Era novembro de 2014. Primeiro fim de semana. Plena campanha da Dilma. Fim de tarde na RPPN dele, a Linda Serra dos Topázios. Jaime e eu começamos a conversar sobre a falta que fazia termos acesso a um veículo independente e democrático de informação.

Resolvemos fundar o nosso. Um espaço não comercial, de resistência. Mais um trabalho de militância, voluntário, por suposto. Jaime propôs um jornal; eu, uma revista. O nome eu escolhi (ele queria Bacurau). Dividimos as tarefas. A capa ficou com ele, a linha editorial também.

Correr atrás da grana ficou por minha conta. A paleta de cores, depois de larga prosa, Jaime fechou questão – “nossas cores vão ser o vermelho e o amarelo, porque revista tem que ter cor de luta, cor vibrante” (eu queria verde-floresta). Na paz, acabei enfiando um branco.

Fizemos a primeira edição da Xapuri lá mesmo, na Reserva, em uma noite. Optamos por centrar na pauta socioambiental. Nossa primeira capa foi sobre os povos indígenas isolados do Acre: ‘Isolados, Bravos, Livres: Um Brasil Indígena por Conhecer”. Depois de tudo pronto, Jaime inventou de fazer uma outra boneca, “porque toda revista tem que ter número zero”.

Dessa vez finquei pé, ficamos com a capa indígena. Voltei pra Brasília com a boneca praticamente pronta e com a missão de dar um jeito de imprimir. Nos dias seguintes, o Jaime veio pra Formosa, pra convencer minha irmã Lúcia a revisar a revista, “de grátis”. Com a primeira revista impressa, a próxima tarefa foi montar o Conselho Editorial.

Jaime fez questão de visitar, explicar o projeto e convidar pessoalmente cada conselheiro e cada conselheira (até a doença agravar, nos seus últimos meses de vida, nunca abriu mão dessa tarefa). Daqui rumamos pra Goiânia, para convidar o arqueólogo Altair Sales Barbosa, nosso primeiro conselheiro. “O mais sabido de nóis,” segundo o Jaime.

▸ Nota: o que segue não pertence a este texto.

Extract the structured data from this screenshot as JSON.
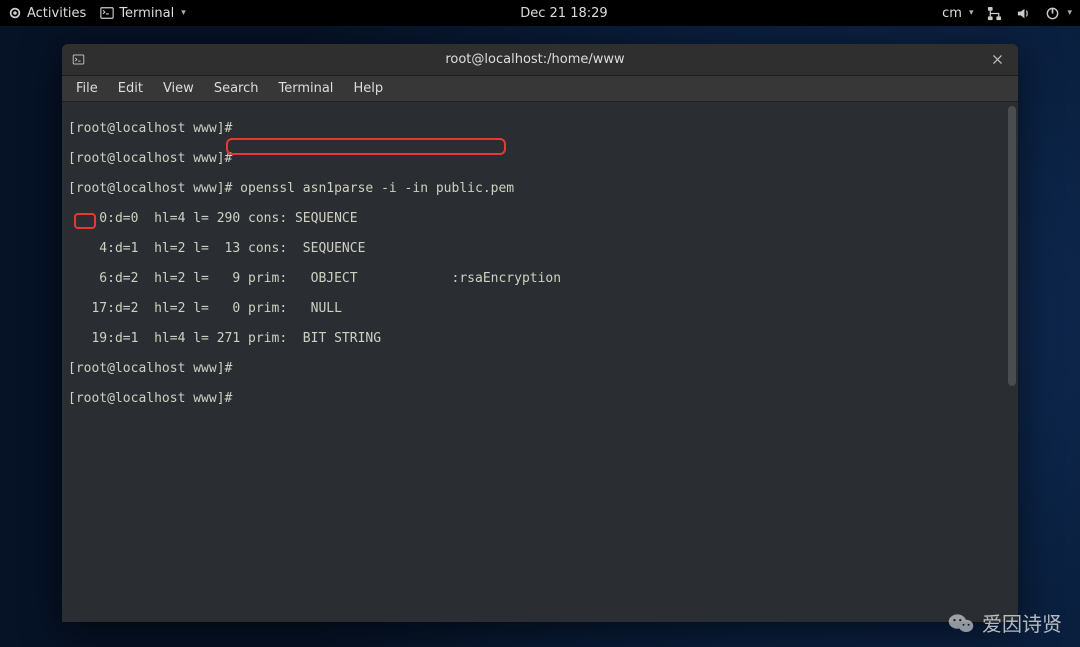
{
  "top_panel": {
    "activities": "Activities",
    "app": "Terminal",
    "datetime": "Dec 21  18:29",
    "ime": "cm"
  },
  "window": {
    "title": "root@localhost:/home/www"
  },
  "menu": {
    "file": "File",
    "edit": "Edit",
    "view": "View",
    "search": "Search",
    "terminal": "Terminal",
    "help": "Help"
  },
  "terminal": {
    "lines": [
      "[root@localhost www]# ",
      "[root@localhost www]# ",
      "[root@localhost www]# openssl asn1parse -i -in public.pem ",
      "    0:d=0  hl=4 l= 290 cons: SEQUENCE          ",
      "    4:d=1  hl=2 l=  13 cons:  SEQUENCE          ",
      "    6:d=2  hl=2 l=   9 prim:   OBJECT            :rsaEncryption",
      "   17:d=2  hl=2 l=   0 prim:   NULL              ",
      "   19:d=1  hl=4 l= 271 prim:  BIT STRING        ",
      "[root@localhost www]# ",
      "[root@localhost www]# "
    ],
    "highlighted_command": "openssl asn1parse -i -in public.pem",
    "highlighted_offset": "19"
  },
  "watermark": {
    "text": "爱因诗贤"
  }
}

Trilhamos uma linda jornada. Em 80 meses, Jaime fez questão de decidir, mensalmente, o tema da capa e, quase sempre, escrever ele mesmo. Às vezes, ligava pra falar da ótima ideia que teve, às vezes sumia e, no dia certo, lá vinha o texto pronto, impecável.

Na sexta-feira, 9 de julho, quando preparávamos a Xapuri 81, pela primeira vez em sete anos, ele me pediu para cuidar de tudo. Foi uma conversa triste, ele estava agoniado com os rumos da doença e com a tragédia que o Brasil enfrentava. Não falamos em morte, mas eu sabia que era o fim.

Hoje, cá estamos nós, sem as capas do Jaime, sem as pautas do Jaime, sem o linguajar do Jaime, sem o jaimês da Xapuri, mas na labuta, firmes na resistência. Mês sim, mês sim de novo, como você sonhava, Jaiminho, carcamos porva e, enfim, chegamos à nossa edição número 100. E, depois da Xapuri 100, como era desejo seu, a gente segue esperneando.

Fica tranquilo, camarada, que por aqui tá tudo direitim.